"Rogério: 4 golos na final da Taça de Portugal de 1951. Um momento inesquecível na história do Benfica, que venceu a Académica num jogo mais renhido do que o resultado possa deixar crer.
Os portugueses tiveram um dia em cheio. A final do Campeonato do Mundo de hóquei em patins e a final da Taça de Portugal. O dia? 10 de Junho de 1951. Chamavam-lhe o Dia da Raça. Da Raça Portuguesa, com certeza, sobreviventes da Ibéria e açambarcadores do mar.
No Jamor, subiam ao relvado os jogadores do Benfica e da Académica. Os benfiquistas tinham atravessada na garganta, como uma espinha de safio, aquela derrota na primeira final da taça com este nome, em 1939. Agora tinham sede de vingança.
Os estudantes tinham invadido a Baixa e o Rossio logo pela manhã. Depois, com as suas capa e batinas e uma charanga de instrumentos inenarráveis, foram de eléctrico para o Estádio Nacional gozando o calor da tarde.
O público delira quando duas avionetas sobrevoam o recinto. Estraleja o foguetório. Uns olham para os relógios: têm pressa de que o tempo passe. Havia um velho reclamo que passava na rádio o dizia assim: 'Se o seu relógio não é um Lancia, lance-o fora e compre um Lancia!' Não. Não era boa altura para deitar relógios fora.
Capela, o grande Capela, está na baliza dos de Coimbra.
Logo aos dois minutos vê-se aflito: um canto marcado por Rosário, na direita, leva o pavor à área estudantil.
Dificilmente poderia haver início mais excitante. Porque os rapazes das camisolas negras respondem de imediato. Têm um jogador impressionante, de uma alacridade que contagia: é o Bentes. De cada vez que foge pela esquerda, ouvem-se os gritos de Francisco Ferreira, o capitão das águias: 'Agarrem o miúdo! Não o deixem à solta!' Sabe do que fala.
Essa tarde tem um nome escrito nas nuvens, e ainda ninguém o sabe. Nem o próprio. É como se fosse uma magia suprema, o gesto de um ser poderoso que regula as rodas dentadas do universo.

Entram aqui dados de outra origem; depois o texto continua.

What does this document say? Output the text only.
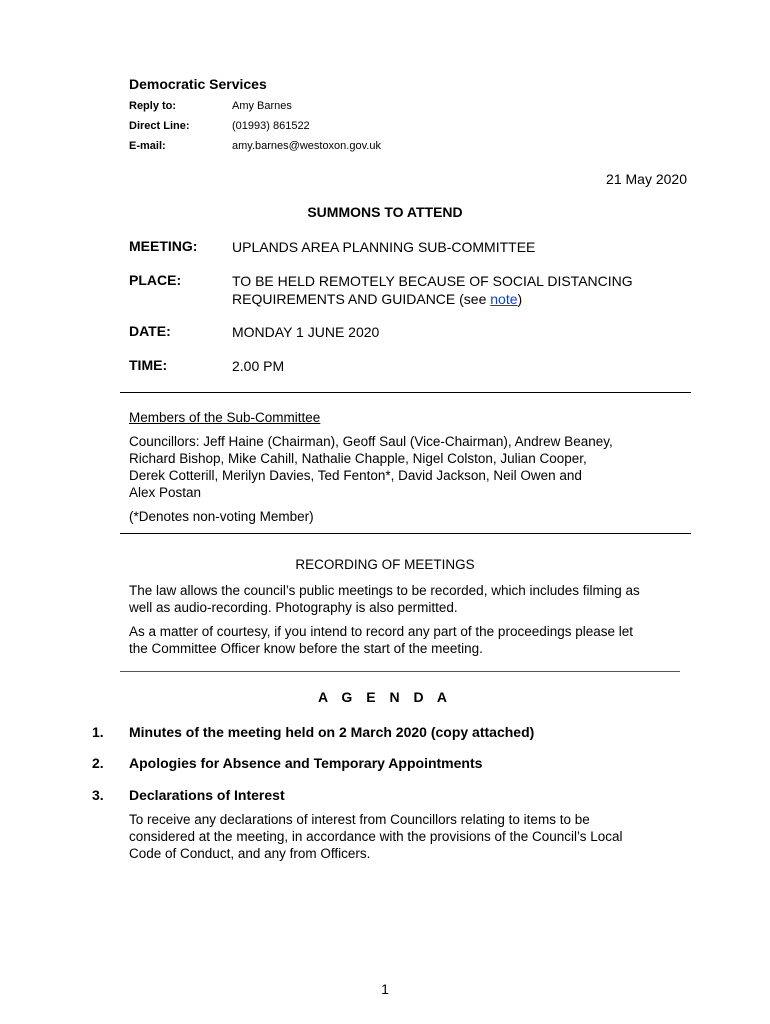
Democratic Services
Reply to:	Amy Barnes
Direct Line:	(01993) 861522
E-mail:	amy.barnes@westoxon.gov.uk
21 May 2020
SUMMONS TO ATTEND
MEETING: UPLANDS AREA PLANNING SUB-COMMITTEE
PLACE:	TO BE HELD REMOTELY BECAUSE OF SOCIAL DISTANCING
REQUIREMENTS AND GUIDANCE (see note)
DATE:	MONDAY 1 JUNE 2020
TIME:	2.00 PM
Members of the Sub-Committee
Councillors: Jeff Haine (Chairman), Geoff Saul (Vice-Chairman), Andrew Beaney,
Richard Bishop, Mike Cahill, Nathalie Chapple, Nigel Colston, Julian Cooper,
Derek Cotterill, Merilyn Davies, Ted Fenton*, David Jackson, Neil Owen and
Alex Postan
(*Denotes non-voting Member)
RECORDING OF MEETINGS
The law allows the council’s public meetings to be recorded, which includes filming as
well as audio-recording. Photography is also permitted.
As a matter of courtesy, if you intend to record any part of the proceedings please let
the Committee Officer know before the start of the meeting.
A G E N D A
1. Minutes of the meeting held on 2 March 2020 (copy attached)
2. Apologies for Absence and Temporary Appointments
3. Declarations of Interest
To receive any declarations of interest from Councillors relating to items to be
considered at the meeting, in accordance with the provisions of the Council’s Local
Code of Conduct, and any from Officers.
1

6 minutos estão decorridos.
O nome torna-se, de um momento para o outro, absolutamente legível no azul claro do céu de Lisboa: Rogério Lantres de Carvalho. Chamam-lhe o Pipi. Dribla dois adversários na ponta direita do campo, tira o centro primoroso. Águas salta mais alto do que toda a gente, Capela não reage a tempo, é um companheiro seu que evita que a bola entre, imitando o keeper com as mãos. 'Penálti!' e 1-0 para o Benfica. A tarde é longa...
4 vezes Rogério!
Há algum desânimo por parte dos academistas. Natural, se pensarmos que tinham chegado ao vale do Jamor com os corações a bater de esperança.
Arsénio percebe a apatia adversária. E vai tirar proveito dela aos 13 minutos numa arrancada plena de força e de técnica. Vê os defesas contrários ficarem para trás à medida que galga metros de terreno. É ele contra o mundo. Quando se isola frente ao grandalhão que ocupa a baliza de Coimbra, fez-lhe um drible desconcertante. O resto é demasiado fácil.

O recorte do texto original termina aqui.